Gara 2 ridimensiona le aspettative dei Giants (che erano partiti forte nella prima partita delle World Series) poiché i Kansas City Royals battono San Francisco per 7-2.

La prima parte del match è piuttosto equilibrata e sono i Giants a portarsi in vantaggio nel primo inning al primo turno di battuta (sul monte di lancio Yordano Ventura) con un Home Run di Gregor Blanco, pareggiato subito nella parte bassa del medesimo inning da Lorenzo Cain spinto a casa base dalla singola di Billy Butler su una cutter di Jake Peavy.

Nel secondo inning i Royals si portano avanti con Omar Infante che segna il punto del 2-1 per un double di Alcides Escobar. San Francisco cerca la reazione nel terzo inning ma è al quarto che la squadra della Baia si porterà in parità con Pablo Sandoval che corre a casa base dopo un’ottima battuta di Brandon Belt sul lato di destra.

Gli innings successivi soccorrono velocemente ed in modo equilibrato fino al sesto, che sarà quello che deciderà la partita.

Nella parte alta i Giants non riescono a trovare la via della segnatura complice una difesa di Kansas City molto attenta e precisa, al contrario, i Royals la via della segnatura la trovano eccome.

Lorenzo Cain batte una slider a Peavy e si porta in prima base, per poi trovarsi in seconda spinto dalla BB di Eric Hosmer. San Francicsco cambia pitcher e sul monte di lancio va Jean Machi che subito si fa prendere da Billy Butler una fastball che manda Cain a casa base e Hosmer in seconda.
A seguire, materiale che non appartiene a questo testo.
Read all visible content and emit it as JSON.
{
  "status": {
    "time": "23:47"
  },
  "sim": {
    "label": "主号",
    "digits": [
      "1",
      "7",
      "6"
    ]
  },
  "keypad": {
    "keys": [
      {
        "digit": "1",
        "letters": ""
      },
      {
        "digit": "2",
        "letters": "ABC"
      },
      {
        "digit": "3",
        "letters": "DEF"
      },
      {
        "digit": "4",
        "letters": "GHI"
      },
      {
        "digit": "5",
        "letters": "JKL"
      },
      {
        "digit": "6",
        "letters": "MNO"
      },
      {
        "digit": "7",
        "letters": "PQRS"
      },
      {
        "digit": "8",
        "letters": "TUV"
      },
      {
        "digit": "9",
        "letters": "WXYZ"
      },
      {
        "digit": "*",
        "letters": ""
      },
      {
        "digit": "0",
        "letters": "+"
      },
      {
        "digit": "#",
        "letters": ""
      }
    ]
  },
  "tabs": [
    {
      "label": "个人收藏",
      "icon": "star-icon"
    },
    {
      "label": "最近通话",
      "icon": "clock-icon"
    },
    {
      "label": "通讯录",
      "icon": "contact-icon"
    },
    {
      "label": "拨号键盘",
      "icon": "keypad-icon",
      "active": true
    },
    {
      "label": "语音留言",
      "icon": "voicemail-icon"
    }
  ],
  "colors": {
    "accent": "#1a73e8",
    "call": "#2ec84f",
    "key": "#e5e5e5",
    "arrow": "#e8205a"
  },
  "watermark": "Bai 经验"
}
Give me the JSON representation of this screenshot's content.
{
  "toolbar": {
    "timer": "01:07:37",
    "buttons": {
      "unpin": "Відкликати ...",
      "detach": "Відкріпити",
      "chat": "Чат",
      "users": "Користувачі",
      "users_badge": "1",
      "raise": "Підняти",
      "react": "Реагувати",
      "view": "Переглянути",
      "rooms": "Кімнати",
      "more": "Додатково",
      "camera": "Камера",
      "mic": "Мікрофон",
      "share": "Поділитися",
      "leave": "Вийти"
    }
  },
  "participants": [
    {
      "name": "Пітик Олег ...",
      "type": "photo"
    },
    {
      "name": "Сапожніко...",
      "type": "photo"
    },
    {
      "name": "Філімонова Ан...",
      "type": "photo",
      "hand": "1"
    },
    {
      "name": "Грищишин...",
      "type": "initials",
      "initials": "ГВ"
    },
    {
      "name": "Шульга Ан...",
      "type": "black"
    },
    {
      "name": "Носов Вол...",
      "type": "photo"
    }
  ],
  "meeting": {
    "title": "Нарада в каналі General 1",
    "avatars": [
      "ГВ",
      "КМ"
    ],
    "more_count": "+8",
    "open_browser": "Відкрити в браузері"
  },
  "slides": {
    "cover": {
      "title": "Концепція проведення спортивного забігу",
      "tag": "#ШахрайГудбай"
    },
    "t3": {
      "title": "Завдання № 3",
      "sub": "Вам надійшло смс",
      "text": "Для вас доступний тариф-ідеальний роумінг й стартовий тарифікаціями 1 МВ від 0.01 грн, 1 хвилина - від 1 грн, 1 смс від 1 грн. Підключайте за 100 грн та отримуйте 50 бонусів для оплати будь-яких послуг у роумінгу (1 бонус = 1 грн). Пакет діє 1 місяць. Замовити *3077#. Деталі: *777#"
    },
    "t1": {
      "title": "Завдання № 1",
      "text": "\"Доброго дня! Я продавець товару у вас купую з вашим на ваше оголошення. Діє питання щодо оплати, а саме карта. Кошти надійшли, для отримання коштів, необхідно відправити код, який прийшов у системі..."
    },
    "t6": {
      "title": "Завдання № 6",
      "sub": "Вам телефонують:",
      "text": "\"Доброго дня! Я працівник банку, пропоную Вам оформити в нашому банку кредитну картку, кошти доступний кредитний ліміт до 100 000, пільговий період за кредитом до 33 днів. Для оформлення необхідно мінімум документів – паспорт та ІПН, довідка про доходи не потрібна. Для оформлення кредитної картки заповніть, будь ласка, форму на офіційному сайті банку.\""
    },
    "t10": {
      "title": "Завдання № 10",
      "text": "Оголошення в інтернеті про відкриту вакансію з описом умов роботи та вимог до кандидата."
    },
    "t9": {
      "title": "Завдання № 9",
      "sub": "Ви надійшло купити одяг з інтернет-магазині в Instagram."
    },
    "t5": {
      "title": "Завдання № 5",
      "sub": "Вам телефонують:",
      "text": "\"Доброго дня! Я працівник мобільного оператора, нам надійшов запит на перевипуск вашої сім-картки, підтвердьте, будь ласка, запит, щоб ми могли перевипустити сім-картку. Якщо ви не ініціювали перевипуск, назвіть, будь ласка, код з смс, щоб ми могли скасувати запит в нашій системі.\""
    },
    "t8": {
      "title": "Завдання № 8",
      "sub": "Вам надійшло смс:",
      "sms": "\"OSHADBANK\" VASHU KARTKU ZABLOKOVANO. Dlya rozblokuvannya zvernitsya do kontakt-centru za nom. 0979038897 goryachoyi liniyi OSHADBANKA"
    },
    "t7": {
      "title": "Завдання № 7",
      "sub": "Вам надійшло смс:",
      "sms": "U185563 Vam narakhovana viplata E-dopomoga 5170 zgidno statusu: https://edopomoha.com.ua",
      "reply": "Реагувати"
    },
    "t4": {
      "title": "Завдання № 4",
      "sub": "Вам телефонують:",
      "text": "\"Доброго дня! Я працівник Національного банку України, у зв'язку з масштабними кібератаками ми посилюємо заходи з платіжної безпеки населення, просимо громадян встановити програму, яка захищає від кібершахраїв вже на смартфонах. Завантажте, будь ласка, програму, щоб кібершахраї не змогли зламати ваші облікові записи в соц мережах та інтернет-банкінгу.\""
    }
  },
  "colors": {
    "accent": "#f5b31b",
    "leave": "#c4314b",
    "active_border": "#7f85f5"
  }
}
Segue in battuta Alex Gordon (out) e, per un wild pitch con Salvador Perez alla battuta, Hosmer vola in terza base e Terrance Gore (sostituito a Butler) in seconda.

Proprio Perez colpirà poi una fastball di Hunter Strickland (entrato per Javier Lopez, a sua volta subentrato a Machi dopo il pareggio dei Royals) che permette a Hosmer e Gore di segnare i due punti che trascinano Kansas City sul 5-2.

I Giants e Strickland non hanno nemmeno il tempo di riprendersi che, al lancio successivo, il pitcher di San Francisco lancia un ball poi, con un’altra brutta fastball, permette ad Infante di segnare un Home Run che spingerà sia lui, sia Perez, a casa base per il 7-2 finale, 5 punti segnati in questo “maledetto” inning (chiuso da due out su un doppio gioco della difesa ospite).

La partita terminerà con questo risultato (9-10 per i KCR il conto finale delle Runs) e con San Francisco che, negli innings successivi, tenterà di raddrizzare la gara ma invano, poiché la difesa dei Royals non permetterà nulla.

Le World Series sono quindi in parità e, per ora, nessuna delle due rivali è quindi ben favorita rispetto all’altra. Lo spettacolo fino a qui non è mancato e adesso, in gara 3, vediamo chi sarà a tentare l’allungo.